If you have been reading carefully, you probably know that I’m a runner. When in a good training cycle, I run daily, missing only one or two days per month. At my best, I’ve run over 60 miles per week. Each week, these runs include a track workout, a long run, and a tempo or fartlek run in addition to several comfortable pace runs. In order to be at your best, its essential to run at different intensity levels for varying amounts of time weekly.
In 2016, I had one of my best years of racing. While I didn’t run any new best times, I ran close to those best times on several occasions, while also finishing in the top 3 overall at many of my races, and since this blog usually focuses on money, I’ll add that I won around $300 in prize money. Unfortunately, that prize money, when calculated on an hourly basis, equates to numbers to small to comprehend, so I wouldn’t recommend winning foot races as a way to supplement your income. The money covered my entry fees, and bought me a new pair or two of running shoes, basically allowing me to break even for the year.
Related: Show me the money: Triathlon
This running habit, was proceeded by my triathlon obsession, which as I’ve written previously, was terrible for my finances. Triathlon was preceded by weightlifting in college, which had gradually taken over as my basketball career floundered and ultimately failed, during my junior year. Growing up, I spread the wealth around a bit more and enjoyed swimming in the summers, followed by soccer in the fall, with basketball being the focus during the winter.

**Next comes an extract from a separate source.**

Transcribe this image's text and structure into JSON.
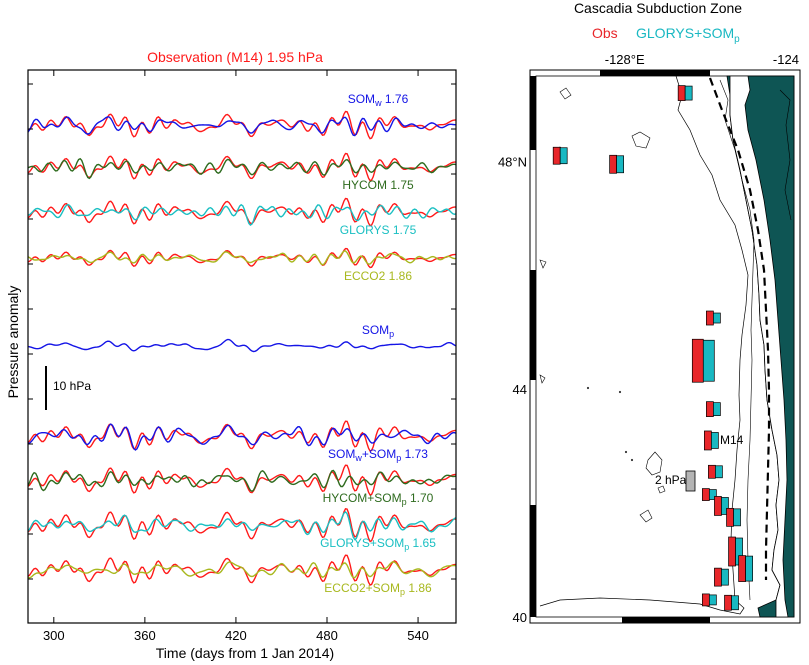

I bring all this up, because my running is currently slogging along. Basically, after two consecutive years of singular focus, I’m finding it difficult to maintain the effort and intensity needed to match my previous abilities. The danger of going all in with an activity, is that when you back off a bit, you quickly become a shadow of your former self. Thus, as March comes to an end, I find myself running sluggishly 5 or so days per week, wondering when my old legs will return, yet knowing that they won’t return at my present level of training.

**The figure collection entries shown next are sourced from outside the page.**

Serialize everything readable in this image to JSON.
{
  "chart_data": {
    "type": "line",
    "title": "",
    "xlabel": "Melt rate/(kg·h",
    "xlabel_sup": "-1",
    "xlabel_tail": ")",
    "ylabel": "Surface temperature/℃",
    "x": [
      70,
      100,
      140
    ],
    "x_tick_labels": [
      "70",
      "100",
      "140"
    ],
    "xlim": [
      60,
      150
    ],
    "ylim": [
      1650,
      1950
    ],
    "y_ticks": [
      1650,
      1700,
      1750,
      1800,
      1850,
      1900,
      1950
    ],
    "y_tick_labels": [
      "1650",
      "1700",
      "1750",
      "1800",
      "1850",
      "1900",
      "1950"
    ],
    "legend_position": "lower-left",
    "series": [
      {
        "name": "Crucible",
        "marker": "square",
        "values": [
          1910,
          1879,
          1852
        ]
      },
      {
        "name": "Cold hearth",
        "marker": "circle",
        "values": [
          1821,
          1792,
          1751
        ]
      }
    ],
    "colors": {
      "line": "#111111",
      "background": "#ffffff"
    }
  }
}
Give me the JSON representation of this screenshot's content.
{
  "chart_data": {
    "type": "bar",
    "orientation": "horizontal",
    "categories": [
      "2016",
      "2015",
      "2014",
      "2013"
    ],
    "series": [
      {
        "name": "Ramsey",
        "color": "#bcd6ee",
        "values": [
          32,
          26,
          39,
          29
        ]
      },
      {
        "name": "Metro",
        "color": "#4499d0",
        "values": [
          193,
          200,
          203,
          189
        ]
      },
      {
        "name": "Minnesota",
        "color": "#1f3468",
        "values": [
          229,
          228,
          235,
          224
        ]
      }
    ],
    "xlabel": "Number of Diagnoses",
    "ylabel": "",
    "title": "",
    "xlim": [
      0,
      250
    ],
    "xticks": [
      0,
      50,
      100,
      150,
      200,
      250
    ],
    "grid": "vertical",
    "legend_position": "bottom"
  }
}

My mind is searching for a bit of a distraction, maybe a bit more balance in my training, which will not allow me to run at my previous levels, but may allow for a variety of activity.

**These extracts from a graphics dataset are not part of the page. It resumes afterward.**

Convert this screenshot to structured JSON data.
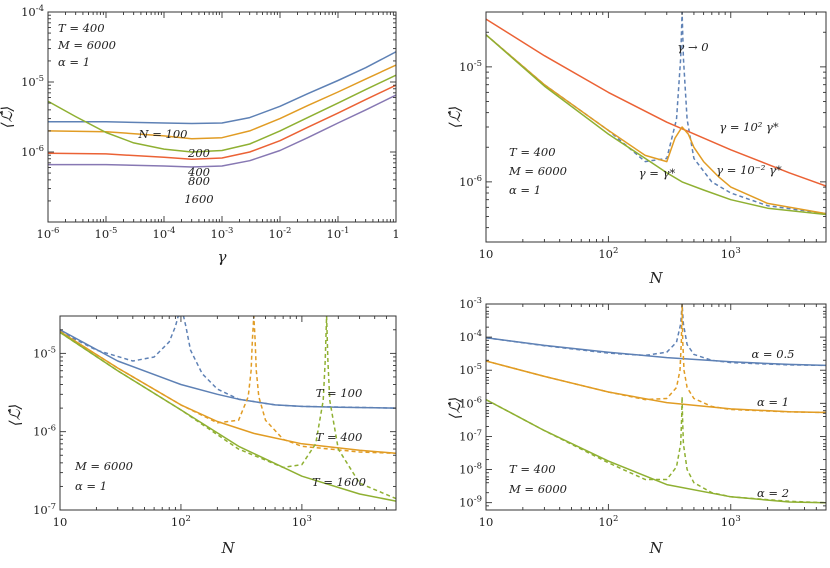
{
  "chart_data": [
    {
      "type": "line",
      "xscale": "log",
      "yscale": "log",
      "xlim": [
        1e-06,
        1
      ],
      "ylim": [
        1e-07,
        0.0001
      ],
      "xlabel": "γ",
      "ylabel": "⟨ℒ̂⟩",
      "xticks": [
        {
          "v": 1e-06,
          "b": "10",
          "e": "-6"
        },
        {
          "v": 1e-05,
          "b": "10",
          "e": "-5"
        },
        {
          "v": 0.0001,
          "b": "10",
          "e": "-4"
        },
        {
          "v": 0.001,
          "b": "10",
          "e": "-3"
        },
        {
          "v": 0.01,
          "b": "10",
          "e": "-2"
        },
        {
          "v": 0.1,
          "b": "10",
          "e": "-1"
        },
        {
          "v": 1,
          "b": "1",
          "e": ""
        }
      ],
      "yticks": [
        {
          "v": 1e-06,
          "b": "10",
          "e": "-6"
        },
        {
          "v": 1e-05,
          "b": "10",
          "e": "-5"
        },
        {
          "v": 0.0001,
          "b": "10",
          "e": "-4"
        }
      ],
      "params": [
        "T = 400",
        "M = 6000",
        "α = 1"
      ],
      "series": [
        {
          "name": "N = 100",
          "color": "#5e81b5",
          "dash": false,
          "x": [
            1e-06,
            1e-05,
            0.0001,
            0.0003,
            0.001,
            0.003,
            0.01,
            0.03,
            0.1,
            0.3,
            1
          ],
          "y": [
            2.7e-06,
            2.7e-06,
            2.6e-06,
            2.55e-06,
            2.6e-06,
            3.1e-06,
            4.5e-06,
            6.8e-06,
            1.05e-05,
            1.6e-05,
            2.7e-05
          ]
        },
        {
          "name": "200",
          "color": "#e19c24",
          "dash": false,
          "x": [
            1e-06,
            1e-05,
            0.0001,
            0.0003,
            0.001,
            0.003,
            0.01,
            0.03,
            0.1,
            0.3,
            1
          ],
          "y": [
            2e-06,
            1.95e-06,
            1.7e-06,
            1.55e-06,
            1.6e-06,
            2e-06,
            3e-06,
            4.6e-06,
            7.2e-06,
            1.1e-05,
            1.75e-05
          ]
        },
        {
          "name": "400",
          "color": "#8fb032",
          "dash": false,
          "x": [
            1e-06,
            3e-06,
            1e-05,
            3e-05,
            0.0001,
            0.0003,
            0.001,
            0.003,
            0.01,
            0.03,
            0.1,
            0.3,
            1
          ],
          "y": [
            5.3e-06,
            3.2e-06,
            1.9e-06,
            1.35e-06,
            1.1e-06,
            1e-06,
            1.05e-06,
            1.3e-06,
            2e-06,
            3.1e-06,
            5e-06,
            7.8e-06,
            1.25e-05
          ]
        },
        {
          "name": "800",
          "color": "#eb6235",
          "dash": false,
          "x": [
            1e-06,
            1e-05,
            0.0001,
            0.0003,
            0.001,
            0.003,
            0.01,
            0.03,
            0.1,
            0.3,
            1
          ],
          "y": [
            9.6e-07,
            9.4e-07,
            8.4e-07,
            7.9e-07,
            8.2e-07,
            1e-06,
            1.45e-06,
            2.25e-06,
            3.6e-06,
            5.6e-06,
            9e-06
          ]
        },
        {
          "name": "1600",
          "color": "#8778b3",
          "dash": false,
          "x": [
            1e-06,
            1e-05,
            0.0001,
            0.0003,
            0.001,
            0.003,
            0.01,
            0.03,
            0.1,
            0.3,
            1
          ],
          "y": [
            6.6e-07,
            6.6e-07,
            6.3e-07,
            6.1e-07,
            6.3e-07,
            7.5e-07,
            1.05e-06,
            1.6e-06,
            2.6e-06,
            4e-06,
            6.5e-06
          ]
        }
      ]
    },
    {
      "type": "line",
      "xscale": "log",
      "yscale": "log",
      "xlim": [
        10,
        6000
      ],
      "ylim": [
        3e-07,
        3e-05
      ],
      "xlabel": "N",
      "ylabel": "⟨ℒ̂⟩",
      "xticks": [
        {
          "v": 10,
          "b": "10",
          "e": ""
        },
        {
          "v": 100,
          "b": "10",
          "e": "2"
        },
        {
          "v": 1000,
          "b": "10",
          "e": "3"
        }
      ],
      "yticks": [
        {
          "v": 1e-06,
          "b": "10",
          "e": "-6"
        },
        {
          "v": 1e-05,
          "b": "10",
          "e": "-5"
        }
      ],
      "params": [
        "T = 400",
        "M = 6000",
        "α = 1"
      ],
      "labels": [
        "γ → 0",
        "γ = 10² γ*",
        "γ = 10⁻² γ*",
        "γ = γ*"
      ],
      "series": [
        {
          "name": "γ → 0",
          "color": "#5e81b5",
          "dash": true,
          "x": [
            10,
            30,
            100,
            200,
            300,
            360,
            390,
            400,
            410,
            440,
            500,
            700,
            1000,
            2000,
            6000
          ],
          "y": [
            1.9e-05,
            7e-06,
            2.8e-06,
            1.5e-06,
            1.6e-06,
            3.5e-06,
            1.2e-05,
            3e-05,
            1.2e-05,
            3.5e-06,
            1.6e-06,
            1e-06,
            8e-07,
            6.2e-07,
            5.3e-07
          ]
        },
        {
          "name": "γ = 10² γ*",
          "color": "#eb6235",
          "dash": false,
          "x": [
            10,
            30,
            100,
            300,
            1000,
            3000,
            6000
          ],
          "y": [
            2.6e-05,
            1.25e-05,
            6e-06,
            3.3e-06,
            1.9e-06,
            1.2e-06,
            9.2e-07
          ]
        },
        {
          "name": "γ = 10⁻² γ*",
          "color": "#e19c24",
          "dash": false,
          "x": [
            10,
            30,
            100,
            200,
            300,
            350,
            400,
            450,
            500,
            600,
            800,
            1000,
            2000,
            6000
          ],
          "y": [
            1.9e-05,
            7e-06,
            2.8e-06,
            1.7e-06,
            1.5e-06,
            2.4e-06,
            3e-06,
            2.6e-06,
            2e-06,
            1.5e-06,
            1.1e-06,
            9e-07,
            6.5e-07,
            5.3e-07
          ]
        },
        {
          "name": "γ = γ*",
          "color": "#8fb032",
          "dash": false,
          "x": [
            10,
            30,
            100,
            200,
            300,
            400,
            600,
            1000,
            2000,
            6000
          ],
          "y": [
            1.9e-05,
            6.8e-06,
            2.6e-06,
            1.6e-06,
            1.2e-06,
            1e-06,
            8.5e-07,
            7e-07,
            5.9e-07,
            5.2e-07
          ]
        }
      ]
    },
    {
      "type": "line",
      "xscale": "log",
      "yscale": "log",
      "xlim": [
        10,
        6000
      ],
      "ylim": [
        1e-07,
        3e-05
      ],
      "xlabel": "N",
      "ylabel": "⟨ℒ̂⟩",
      "xticks": [
        {
          "v": 10,
          "b": "10",
          "e": ""
        },
        {
          "v": 100,
          "b": "10",
          "e": "2"
        },
        {
          "v": 1000,
          "b": "10",
          "e": "3"
        }
      ],
      "yticks": [
        {
          "v": 1e-07,
          "b": "10",
          "e": "-7"
        },
        {
          "v": 1e-06,
          "b": "10",
          "e": "-6"
        },
        {
          "v": 1e-05,
          "b": "10",
          "e": "-5"
        }
      ],
      "params": [
        "M = 6000",
        "α = 1"
      ],
      "labels": [
        "T = 100",
        "T = 400",
        "T = 1600"
      ],
      "series": [
        {
          "name": "T = 100",
          "color": "#5e81b5",
          "dash": false,
          "x": [
            10,
            30,
            100,
            200,
            300,
            600,
            1000,
            2000,
            6000
          ],
          "y": [
            2e-05,
            8e-06,
            4e-06,
            3e-06,
            2.6e-06,
            2.2e-06,
            2.1e-06,
            2.05e-06,
            2e-06
          ]
        },
        {
          "name": "",
          "color": "#5e81b5",
          "dash": true,
          "x": [
            10,
            20,
            40,
            60,
            80,
            90,
            95,
            100,
            105,
            110,
            120,
            150,
            200,
            300,
            600,
            1000,
            6000
          ],
          "y": [
            1.9e-05,
            1.1e-05,
            8e-06,
            9e-06,
            1.4e-05,
            2.2e-05,
            3e-05,
            3e-05,
            3e-05,
            2.2e-05,
            1.1e-05,
            5.5e-06,
            3.5e-06,
            2.6e-06,
            2.2e-06,
            2.1e-06,
            2e-06
          ]
        },
        {
          "name": "T = 400",
          "color": "#e19c24",
          "dash": false,
          "x": [
            10,
            30,
            100,
            200,
            400,
            1000,
            3000,
            6000
          ],
          "y": [
            1.9e-05,
            6.5e-06,
            2.2e-06,
            1.35e-06,
            9.5e-07,
            7e-07,
            5.8e-07,
            5.3e-07
          ]
        },
        {
          "name": "",
          "color": "#e19c24",
          "dash": true,
          "x": [
            10,
            30,
            100,
            200,
            300,
            360,
            380,
            390,
            400,
            410,
            420,
            440,
            500,
            700,
            1000,
            3000,
            6000
          ],
          "y": [
            1.9e-05,
            6.5e-06,
            2.2e-06,
            1.3e-06,
            1.4e-06,
            2.8e-06,
            6e-06,
            1.5e-05,
            3e-05,
            1.5e-05,
            6e-06,
            2.8e-06,
            1.4e-06,
            8e-07,
            6.5e-07,
            5.5e-07,
            5.3e-07
          ]
        },
        {
          "name": "T = 1600",
          "color": "#8fb032",
          "dash": false,
          "x": [
            10,
            30,
            100,
            300,
            1000,
            3000,
            6000
          ],
          "y": [
            1.85e-05,
            6e-06,
            1.9e-06,
            6.5e-07,
            2.7e-07,
            1.6e-07,
            1.3e-07
          ]
        },
        {
          "name": "",
          "color": "#8fb032",
          "dash": true,
          "x": [
            10,
            30,
            100,
            300,
            700,
            1000,
            1300,
            1500,
            1560,
            1600,
            1640,
            1700,
            2000,
            3000,
            6000
          ],
          "y": [
            1.85e-05,
            6e-06,
            1.9e-06,
            6e-07,
            3.5e-07,
            3.8e-07,
            7e-07,
            2.5e-06,
            8e-06,
            3e-05,
            8e-06,
            2.5e-06,
            6e-07,
            2.2e-07,
            1.4e-07
          ]
        }
      ]
    },
    {
      "type": "line",
      "xscale": "log",
      "yscale": "log",
      "xlim": [
        10,
        6000
      ],
      "ylim": [
        6e-10,
        0.001
      ],
      "xlabel": "N",
      "ylabel": "⟨ℒ̂⟩",
      "xticks": [
        {
          "v": 10,
          "b": "10",
          "e": ""
        },
        {
          "v": 100,
          "b": "10",
          "e": "2"
        },
        {
          "v": 1000,
          "b": "10",
          "e": "3"
        }
      ],
      "yticks": [
        {
          "v": 1e-09,
          "b": "10",
          "e": "-9"
        },
        {
          "v": 1e-08,
          "b": "10",
          "e": "-8"
        },
        {
          "v": 1e-07,
          "b": "10",
          "e": "-7"
        },
        {
          "v": 1e-06,
          "b": "10",
          "e": "-6"
        },
        {
          "v": 1e-05,
          "b": "10",
          "e": "-5"
        },
        {
          "v": 0.0001,
          "b": "10",
          "e": "-4"
        },
        {
          "v": 0.001,
          "b": "10",
          "e": "-3"
        }
      ],
      "params": [
        "T = 400",
        "M = 6000"
      ],
      "labels": [
        "α = 0.5",
        "α = 1",
        "α = 2"
      ],
      "series": [
        {
          "name": "α = 0.5",
          "color": "#5e81b5",
          "dash": false,
          "x": [
            10,
            30,
            100,
            300,
            1000,
            3000,
            6000
          ],
          "y": [
            9.5e-05,
            5.6e-05,
            3.5e-05,
            2.4e-05,
            1.8e-05,
            1.5e-05,
            1.4e-05
          ]
        },
        {
          "name": "",
          "color": "#5e81b5",
          "dash": true,
          "x": [
            10,
            30,
            100,
            200,
            300,
            360,
            390,
            400,
            410,
            440,
            500,
            700,
            1000,
            3000,
            6000
          ],
          "y": [
            9.5e-05,
            5.5e-05,
            3.3e-05,
            2.8e-05,
            3.5e-05,
            7e-05,
            0.00025,
            0.001,
            0.00025,
            6e-05,
            3e-05,
            2e-05,
            1.7e-05,
            1.45e-05,
            1.4e-05
          ]
        },
        {
          "name": "α = 1",
          "color": "#e19c24",
          "dash": false,
          "x": [
            10,
            30,
            100,
            300,
            1000,
            3000,
            6000
          ],
          "y": [
            1.9e-05,
            6.5e-06,
            2.2e-06,
            1.05e-06,
            6.8e-07,
            5.6e-07,
            5.3e-07
          ]
        },
        {
          "name": "",
          "color": "#e19c24",
          "dash": true,
          "x": [
            10,
            30,
            100,
            200,
            300,
            360,
            385,
            395,
            400,
            405,
            415,
            440,
            500,
            700,
            1000,
            3000,
            6000
          ],
          "y": [
            1.9e-05,
            6.5e-06,
            2.2e-06,
            1.3e-06,
            1.4e-06,
            3e-06,
            1e-05,
            8e-05,
            0.001,
            8e-05,
            1e-05,
            3e-06,
            1.4e-06,
            8e-07,
            6.5e-07,
            5.5e-07,
            5.3e-07
          ]
        },
        {
          "name": "α = 2",
          "color": "#8fb032",
          "dash": false,
          "x": [
            10,
            30,
            100,
            300,
            1000,
            3000,
            6000
          ],
          "y": [
            1.3e-06,
            1.5e-07,
            1.8e-08,
            3.5e-09,
            1.5e-09,
            1.05e-09,
            1e-09
          ]
        },
        {
          "name": "",
          "color": "#8fb032",
          "dash": true,
          "x": [
            10,
            30,
            100,
            200,
            300,
            360,
            390,
            397,
            400,
            403,
            410,
            440,
            500,
            700,
            1000,
            3000,
            6000
          ],
          "y": [
            1.3e-06,
            1.5e-07,
            1.6e-08,
            5e-09,
            5e-09,
            1.2e-08,
            6e-08,
            4e-07,
            1.6e-06,
            4e-07,
            6e-08,
            1e-08,
            4e-09,
            2e-09,
            1.5e-09,
            1.1e-09,
            1e-09
          ]
        }
      ]
    }
  ]
}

Thus I am inviting my friends, as well as readers of my blog to take part in a monthly fitness challenge. Each month, at any point during the month, I shall submit a challenge, which requires little, or readily available materials. From the day in which the challenge is submitted, all participants will have 7 days to complete the challenge and submit their results, via pictures and / or video. Results will be based on the honor system as well as the digital evidence submitted. Prizes will include nothing other then a possible boost to one’s ego. I will retain dictatorial control over the proceedings each month, but will entertain other’s ideas for challenges, so long as they are submitted privately.
And now, for our first challenge. As March is nearly spent, the timeline for this first challenge will overlap into the beginning of April, but April itself will enjoy its own challenge. Within the next 7 days, all participants must clasp a gallon jug in each hand, with arms extended, the jugs must be raised to the side until the arms are at a 90 degree angle to the body. This position should be held for as long as possible. Time should be recorded and stopped, when the arm or arms deviate from the required position. For inclusion into the contest please submit your time along with photo or video evidence of your performance.
Each month these challenges aim to reward overall fitness through variety and spontaneity. The short time period for completion means that the athlete must already possess a general level of fitness which will then transfer to the monthly challenge.